How do you turn around the culture of a 130,000-person company

March 27, 2014, and Satya Nadella was about to make his first public appearance as CEO of Microsoft. The tone, he knew, would be important. Nadella’s predecessor, Steve Ballmer, was famous for making public appearances feel epic. At a 1991 meeting in Japan, he seemed to injure his vocal chords because he was screaming “Windows” with such force. In 2000, when Microsoft celebrated its 25th anniversary, Ballmer reportedly popped out of a giant cake. And in 2013, when he announced he was stepping down, he bid farewell to 13,000 Microsoft employees as “(I’ve had) The Time of My Life” blared through the speakers of Key Arena in Seattle. Through tears, the 6’5” Ballmer shouted, “Soak it in all of you. You work for the greatest company in the world.”

Nadella has not been that kind of CEO.

A 5’11”, cricket-loving engineer from Hyderabad, India, Nadella had built a reputation as a mild-mannered manager who spends his free time taking online classes on neuroscience and reading poetry. He had become CEO of the world’s fourth most valuable company, but the Microsoft he inherited was a far cry from the one he had joined in 1992.

For one thing, Microsoft had just paid $7.2 billion to acquire Nokia’s mobile business, a deal Nadella had voted against as a member of the senior leadership team because, as he explains in his autobiography, he “did not get why the world needed the third ecosystem in phones.” The Windows phone had a mere 4% market share, sipping on the dregs left over from Apple and Google.

But on that day in March, Nadella was not thinking about how to integrate Nokia’s 33,000 employees into his team. He was about to make an announcement that would set a precedent for his tenure as CEO.

Microsoft was going to release a version of its signature software suite—Microsoft Office—on the iPad, bucking Microsoft’s reputation for not collaborating with rivals. (As the keynote speaker at Salesforce’s Dreamforce conference two years later, Nadella used an iPhone during a product demo, a sight that would’ve been unimaginable in the Ballmer era.)

For this announcement, though, there was not much pomp and circumstance. The company rented out a small room in a San Francisco event space. It was an intimate setting, filled mostly with journalists and a few Microsoft employees. There Nadella was in the heart of Silicon Valley, in his first public appearance as CEO, about to start a partnership with one of his company’s sworn enemies.

However, on the morning of the event, Nadella and his team were not worried about what he was about to say. They were worried about where he was going to say it.

The room was set up with a two-meter tall stage from which Nadella could speak down to the audience. But Nadella and his team didn’t want to send the message that he was a supreme ruler, bestowing the plebeians with his presence. Before he spoke, he wanted to shorten the stage.

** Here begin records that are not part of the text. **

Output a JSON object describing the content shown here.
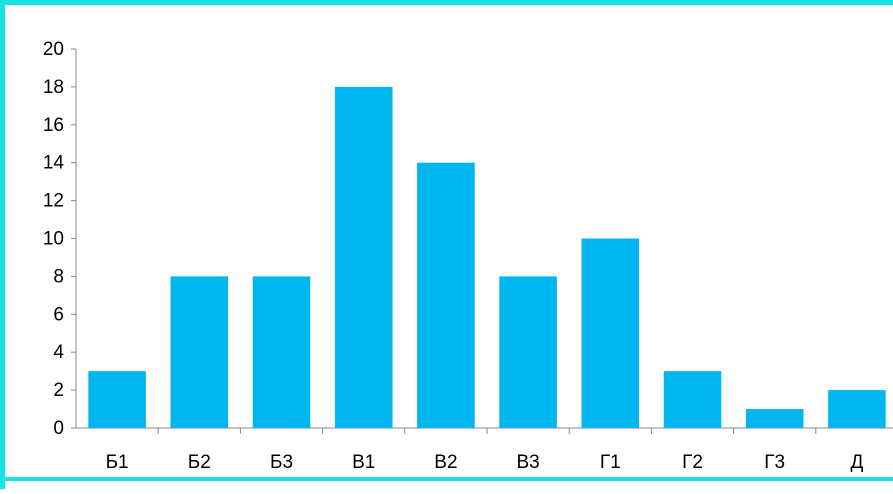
{
  "chart_data": {
    "type": "bar",
    "title": "",
    "xlabel": "",
    "ylabel": "",
    "categories": [
      "Б1",
      "Б2",
      "Б3",
      "В1",
      "В2",
      "В3",
      "Г1",
      "Г2",
      "Г3",
      "Д"
    ],
    "values": [
      3,
      8,
      8,
      18,
      14,
      8,
      10,
      3,
      1,
      2
    ],
    "ylim": [
      0,
      20
    ],
    "yticks": [
      0,
      2,
      4,
      6,
      8,
      10,
      12,
      14,
      16,
      18,
      20
    ],
    "grid": false,
    "legend": "none"
  },
  "colors": {
    "bar": "#00b6ee",
    "frame": "#19e3e3",
    "axis": "#888888"
  }
}
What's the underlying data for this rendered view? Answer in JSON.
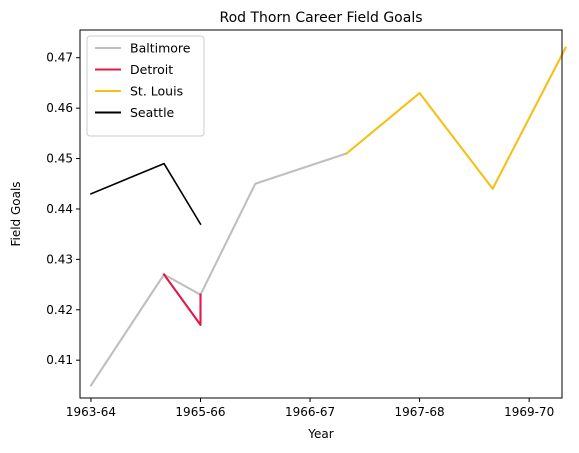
{
  "chart_data": {
    "type": "line",
    "title": "Rod Thorn Career Field Goals",
    "xlabel": "Year",
    "ylabel": "Field Goals",
    "x_ticks": [
      "1963-64",
      "1965-66",
      "1966-67",
      "1967-68",
      "1969-70"
    ],
    "x_tick_positions": [
      0,
      1,
      2,
      3,
      4
    ],
    "xlim": [
      -0.1,
      4.3
    ],
    "ylim": [
      0.4025,
      0.4755
    ],
    "y_ticks": [
      0.41,
      0.42,
      0.43,
      0.44,
      0.45,
      0.46,
      0.47
    ],
    "y_tick_labels": [
      "0.41",
      "0.42",
      "0.43",
      "0.44",
      "0.45",
      "0.46",
      "0.47"
    ],
    "grid": false,
    "legend_position": "top-left",
    "series": [
      {
        "name": "Baltimore",
        "color": "#bfbfbf",
        "points": [
          [
            0,
            0.405
          ],
          [
            0.667,
            0.427
          ],
          [
            0.667,
            0.427
          ],
          [
            1.0,
            0.423
          ],
          [
            1.0,
            0.423
          ],
          [
            1.5,
            0.445
          ],
          [
            2.333,
            0.451
          ]
        ]
      },
      {
        "name": "Detroit",
        "color": "#e0194a",
        "points": [
          [
            0.667,
            0.427
          ],
          [
            1.0,
            0.417
          ],
          [
            1.0,
            0.423
          ]
        ]
      },
      {
        "name": "St. Louis",
        "color": "#f5c018",
        "points": [
          [
            2.333,
            0.451
          ],
          [
            3.0,
            0.463
          ],
          [
            3.667,
            0.444
          ],
          [
            4.333,
            0.472
          ]
        ]
      },
      {
        "name": "Seattle",
        "color": "#000000",
        "points": [
          [
            0,
            0.443
          ],
          [
            0.667,
            0.449
          ],
          [
            1.0,
            0.437
          ]
        ]
      }
    ]
  }
}
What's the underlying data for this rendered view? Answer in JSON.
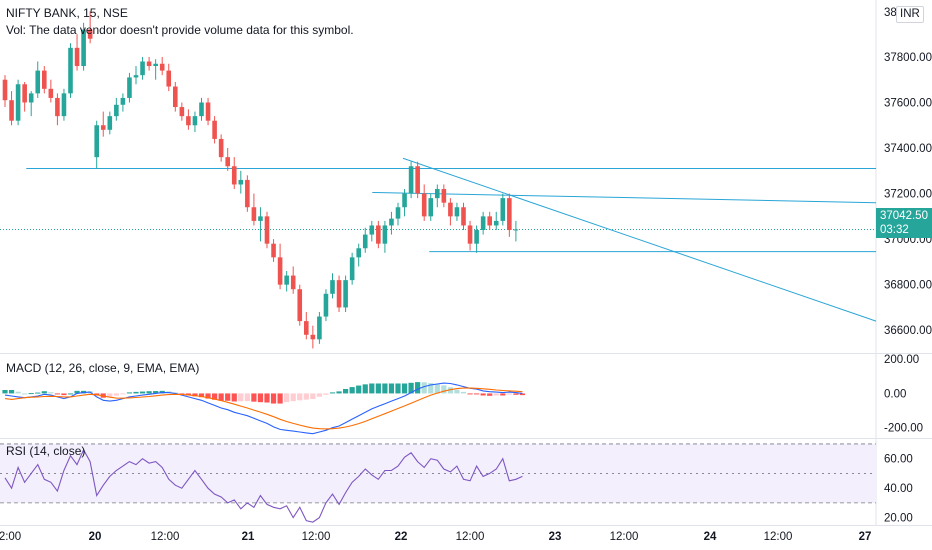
{
  "header": {
    "symbol_line": "NIFTY BANK, 15, NSE",
    "volume_note": "Vol: The data vendor doesn't provide volume data for this symbol."
  },
  "currency_badge": "INR",
  "price_scale_top_label": "38",
  "last_price": {
    "value": "37042.50",
    "countdown": "03:32"
  },
  "colors": {
    "up": "#26a69a",
    "down": "#ef5350",
    "trendline": "#2aa5d6",
    "macd_line": "#2962ff",
    "signal_line": "#ff6d00",
    "hist_up_strong": "#26a69a",
    "hist_up_weak": "#b2dfdb",
    "hist_down_strong": "#ff5252",
    "hist_down_weak": "#ffcdd2",
    "rsi_line": "#7e57c2",
    "rsi_band": "#f3effc"
  },
  "chart_data": [
    {
      "type": "candlestick",
      "title": "NIFTY BANK, 15, NSE",
      "ylim": [
        36500,
        38050
      ],
      "y_ticks": [
        "37800.00",
        "37600.00",
        "37400.00",
        "37200.00",
        "37000.00",
        "36800.00",
        "36600.00"
      ],
      "x_ticks": [
        "2:00",
        "20",
        "12:00",
        "21",
        "12:00",
        "22",
        "12:00",
        "23",
        "12:00",
        "24",
        "12:00",
        "27"
      ],
      "candles": [
        [
          37700,
          37720,
          37580,
          37610
        ],
        [
          37610,
          37650,
          37500,
          37520
        ],
        [
          37520,
          37700,
          37500,
          37680
        ],
        [
          37680,
          37690,
          37560,
          37600
        ],
        [
          37600,
          37650,
          37540,
          37640
        ],
        [
          37640,
          37780,
          37620,
          37740
        ],
        [
          37740,
          37760,
          37640,
          37660
        ],
        [
          37660,
          37700,
          37600,
          37620
        ],
        [
          37620,
          37640,
          37500,
          37540
        ],
        [
          37540,
          37660,
          37520,
          37640
        ],
        [
          37640,
          37860,
          37620,
          37840
        ],
        [
          37840,
          37900,
          37740,
          37760
        ],
        [
          37760,
          37950,
          37740,
          37920
        ],
        [
          37920,
          38000,
          37860,
          37880
        ],
        [
          37360,
          37520,
          37310,
          37500
        ],
        [
          37500,
          37560,
          37450,
          37480
        ],
        [
          37480,
          37560,
          37460,
          37540
        ],
        [
          37540,
          37620,
          37520,
          37590
        ],
        [
          37590,
          37640,
          37560,
          37620
        ],
        [
          37620,
          37730,
          37600,
          37710
        ],
        [
          37710,
          37760,
          37680,
          37720
        ],
        [
          37720,
          37800,
          37700,
          37780
        ],
        [
          37780,
          37800,
          37740,
          37760
        ],
        [
          37760,
          37790,
          37700,
          37770
        ],
        [
          37770,
          37800,
          37720,
          37740
        ],
        [
          37740,
          37770,
          37650,
          37670
        ],
        [
          37670,
          37690,
          37560,
          37580
        ],
        [
          37580,
          37600,
          37520,
          37540
        ],
        [
          37540,
          37570,
          37480,
          37500
        ],
        [
          37500,
          37560,
          37470,
          37540
        ],
        [
          37540,
          37620,
          37520,
          37600
        ],
        [
          37600,
          37620,
          37500,
          37520
        ],
        [
          37520,
          37540,
          37420,
          37440
        ],
        [
          37440,
          37460,
          37340,
          37360
        ],
        [
          37360,
          37400,
          37300,
          37320
        ],
        [
          37320,
          37360,
          37220,
          37240
        ],
        [
          37240,
          37300,
          37200,
          37260
        ],
        [
          37260,
          37280,
          37120,
          37140
        ],
        [
          37140,
          37200,
          37060,
          37080
        ],
        [
          37080,
          37140,
          36990,
          37100
        ],
        [
          37100,
          37120,
          36960,
          36980
        ],
        [
          36980,
          37000,
          36900,
          36920
        ],
        [
          36920,
          36980,
          36780,
          36800
        ],
        [
          36800,
          36860,
          36770,
          36840
        ],
        [
          36840,
          36880,
          36760,
          36780
        ],
        [
          36780,
          36800,
          36620,
          36640
        ],
        [
          36640,
          36680,
          36560,
          36580
        ],
        [
          36580,
          36620,
          36520,
          36560
        ],
        [
          36560,
          36680,
          36540,
          36660
        ],
        [
          36660,
          36780,
          36640,
          36760
        ],
        [
          36760,
          36850,
          36740,
          36820
        ],
        [
          36820,
          36840,
          36680,
          36700
        ],
        [
          36700,
          36840,
          36680,
          36820
        ],
        [
          36820,
          36940,
          36800,
          36920
        ],
        [
          36920,
          36980,
          36880,
          36960
        ],
        [
          36960,
          37050,
          36940,
          37020
        ],
        [
          37020,
          37080,
          36990,
          37060
        ],
        [
          37060,
          37080,
          36960,
          36980
        ],
        [
          36980,
          37080,
          36940,
          37060
        ],
        [
          37060,
          37120,
          37020,
          37090
        ],
        [
          37090,
          37160,
          37060,
          37140
        ],
        [
          37140,
          37220,
          37100,
          37200
        ],
        [
          37200,
          37340,
          37180,
          37320
        ],
        [
          37320,
          37340,
          37180,
          37200
        ],
        [
          37200,
          37240,
          37080,
          37100
        ],
        [
          37100,
          37200,
          37080,
          37180
        ],
        [
          37180,
          37240,
          37140,
          37220
        ],
        [
          37220,
          37240,
          37140,
          37160
        ],
        [
          37160,
          37180,
          37060,
          37100
        ],
        [
          37100,
          37160,
          37080,
          37140
        ],
        [
          37140,
          37160,
          37040,
          37060
        ],
        [
          37060,
          37080,
          36950,
          36980
        ],
        [
          36980,
          37060,
          36940,
          37040
        ],
        [
          37040,
          37120,
          37020,
          37100
        ],
        [
          37100,
          37120,
          37040,
          37060
        ],
        [
          37060,
          37120,
          37040,
          37080
        ],
        [
          37080,
          37200,
          37060,
          37180
        ],
        [
          37180,
          37200,
          37010,
          37040
        ],
        [
          37040,
          37080,
          36990,
          37042.5
        ]
      ],
      "last_price": 37042.5,
      "horizontal_levels": [
        37310,
        36945
      ],
      "trendlines": [
        {
          "from": [
            0.03,
            37310
          ],
          "to": [
            1.0,
            37310
          ]
        },
        {
          "from": [
            0.46,
            37355
          ],
          "to": [
            1.0,
            36640
          ]
        },
        {
          "from": [
            0.425,
            37205
          ],
          "to": [
            1.0,
            37160
          ]
        },
        {
          "from": [
            0.49,
            36945
          ],
          "to": [
            1.0,
            36945
          ]
        }
      ]
    },
    {
      "type": "macd",
      "title": "MACD (12, 26, close, 9, EMA, EMA)",
      "ylim": [
        -260,
        230
      ],
      "y_ticks": [
        "200.00",
        "0.00",
        "-200.00"
      ],
      "macd": [
        -10,
        -15,
        -20,
        -25,
        -20,
        -15,
        -5,
        -10,
        -20,
        -30,
        -20,
        0,
        5,
        8,
        -20,
        -40,
        -45,
        -40,
        -30,
        -20,
        -15,
        -10,
        -5,
        0,
        5,
        5,
        0,
        -10,
        -20,
        -30,
        -40,
        -55,
        -70,
        -85,
        -95,
        -110,
        -120,
        -130,
        -145,
        -160,
        -175,
        -195,
        -210,
        -215,
        -220,
        -225,
        -230,
        -235,
        -225,
        -215,
        -200,
        -190,
        -170,
        -150,
        -130,
        -110,
        -90,
        -75,
        -60,
        -45,
        -30,
        -15,
        5,
        25,
        40,
        50,
        55,
        60,
        58,
        50,
        40,
        30,
        25,
        15,
        10,
        8,
        5,
        8,
        5,
        0
      ],
      "signal": [
        -30,
        -35,
        -30,
        -25,
        -22,
        -20,
        -18,
        -17,
        -18,
        -20,
        -20,
        -15,
        -10,
        -5,
        -8,
        -15,
        -22,
        -27,
        -28,
        -26,
        -24,
        -21,
        -18,
        -14,
        -10,
        -7,
        -5,
        -6,
        -9,
        -13,
        -18,
        -25,
        -33,
        -42,
        -52,
        -63,
        -74,
        -85,
        -97,
        -109,
        -122,
        -136,
        -151,
        -164,
        -175,
        -185,
        -194,
        -202,
        -206,
        -207,
        -206,
        -202,
        -196,
        -187,
        -176,
        -163,
        -148,
        -133,
        -118,
        -103,
        -88,
        -73,
        -57,
        -41,
        -25,
        -10,
        2,
        13,
        22,
        28,
        31,
        31,
        30,
        27,
        24,
        20,
        17,
        15,
        13,
        10
      ],
      "histogram": [
        20,
        20,
        10,
        0,
        2,
        5,
        13,
        7,
        -2,
        -10,
        0,
        15,
        15,
        13,
        -12,
        -25,
        -23,
        -13,
        -2,
        6,
        9,
        11,
        13,
        14,
        15,
        12,
        5,
        -4,
        -11,
        -17,
        -22,
        -30,
        -37,
        -43,
        -43,
        -47,
        -46,
        -45,
        -48,
        -51,
        -53,
        -59,
        -59,
        -51,
        -45,
        -40,
        -36,
        -33,
        -19,
        -8,
        6,
        12,
        26,
        37,
        46,
        53,
        58,
        58,
        58,
        58,
        58,
        58,
        62,
        66,
        65,
        60,
        53,
        47,
        36,
        22,
        9,
        -1,
        -5,
        -12,
        -14,
        -12,
        -12,
        -7,
        -8,
        -10
      ]
    },
    {
      "type": "rsi",
      "title": "RSI (14, close)",
      "ylim": [
        15,
        72
      ],
      "y_ticks": [
        "60.00",
        "40.00",
        "20.00"
      ],
      "upper_band": 70,
      "middle_band": 50,
      "lower_band": 30,
      "rsi": [
        47,
        40,
        54,
        44,
        50,
        56,
        46,
        44,
        38,
        52,
        62,
        56,
        66,
        58,
        35,
        42,
        48,
        52,
        55,
        58,
        56,
        60,
        57,
        58,
        54,
        46,
        42,
        40,
        46,
        52,
        46,
        40,
        36,
        34,
        30,
        32,
        26,
        30,
        27,
        35,
        29,
        27,
        26,
        28,
        20,
        27,
        18,
        17,
        20,
        30,
        36,
        29,
        37,
        44,
        48,
        53,
        49,
        46,
        52,
        52,
        55,
        61,
        64,
        58,
        54,
        60,
        59,
        53,
        51,
        55,
        46,
        45,
        55,
        48,
        50,
        53,
        60,
        45,
        46,
        48
      ]
    }
  ]
}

Shortening the stage has become an apt metaphor for Nadella’s tenure as Microsoft’s chief executive. He has, by and large, shifted the spotlight away from the pulpit and onto the masses. Since taking over as CEO five years ago this February, Microsoft’s share price has tripled. Last November, its market capitalization briefly passed Apple’s, temporarily making Microsoft the most valuable company in the world.

The company has made notable acquisitions of the popular game Minecraft, the developer platform Github, and the social network LinkedIn. And it has successfully repositioned itself—going from a “devices and services” company to a “mobile and cloud” company.

But if you ask Nadella how he reinvented Microsoft in half a decade, he won’t talk about the cloud computing or the billion-dollar acquisitions. For him, changing the direction of a ship carrying 130,000 employees could only be done by changing the culture on board.